他們可不敢真的按照宋宴所說來稱呼,畢竟這個黑袍人讓他們也有些看不清實力。
此前那些逃回來的修士確實有提及,宋宴的身邊還有一個黑袍侍從。
但沒人知曉他是什麼修為,今日一見,兩人心中凜然。
難不成此人是金丹境修士?
文、方二人對視了一眼,都沒有說話。
這幾日,廢城南邊不少人瞧見接雲崖上有修士結丹失敗,看來多半便是此人了。
宋宴也不言語,隨著二人一同進入了中樓內部,三人分賓主落座,立刻有低階修士奉上靈茶。

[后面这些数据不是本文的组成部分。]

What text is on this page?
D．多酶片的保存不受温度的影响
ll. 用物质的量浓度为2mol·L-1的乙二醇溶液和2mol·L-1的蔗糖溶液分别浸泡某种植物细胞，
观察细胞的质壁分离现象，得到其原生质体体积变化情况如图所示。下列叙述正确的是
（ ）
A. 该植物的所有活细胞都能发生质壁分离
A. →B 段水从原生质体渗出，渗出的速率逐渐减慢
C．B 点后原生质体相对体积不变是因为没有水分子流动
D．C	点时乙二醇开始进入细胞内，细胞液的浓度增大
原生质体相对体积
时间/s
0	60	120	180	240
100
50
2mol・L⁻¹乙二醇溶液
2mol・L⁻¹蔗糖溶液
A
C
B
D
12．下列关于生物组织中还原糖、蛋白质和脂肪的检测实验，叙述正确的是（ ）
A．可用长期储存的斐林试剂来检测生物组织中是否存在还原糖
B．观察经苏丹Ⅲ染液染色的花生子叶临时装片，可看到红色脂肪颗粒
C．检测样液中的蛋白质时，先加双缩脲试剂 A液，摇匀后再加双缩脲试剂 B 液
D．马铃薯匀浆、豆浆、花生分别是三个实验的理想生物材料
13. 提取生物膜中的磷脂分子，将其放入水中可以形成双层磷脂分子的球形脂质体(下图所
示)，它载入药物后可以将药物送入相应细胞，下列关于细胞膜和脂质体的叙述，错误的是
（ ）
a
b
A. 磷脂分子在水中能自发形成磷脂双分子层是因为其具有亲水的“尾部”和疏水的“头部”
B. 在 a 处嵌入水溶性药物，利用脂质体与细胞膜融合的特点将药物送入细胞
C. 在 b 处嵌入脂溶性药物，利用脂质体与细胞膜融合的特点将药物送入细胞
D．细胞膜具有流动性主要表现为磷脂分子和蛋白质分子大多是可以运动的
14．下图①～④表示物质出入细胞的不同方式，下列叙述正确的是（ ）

寒暄客套幾句後,方長老放下茶杯,正色道:「宋道友,段仲行之事,實乃我會之恥!此人仗著修為實力最高,多年來在廢城橫行霸道,敲骨吸髓,連我二人也常受其掣肘。」
「道友將其斬除,實令我等心頭大快!今日請道友前來,一是當面致歉致謝,二來————」他頓了頓,看了一眼文長老。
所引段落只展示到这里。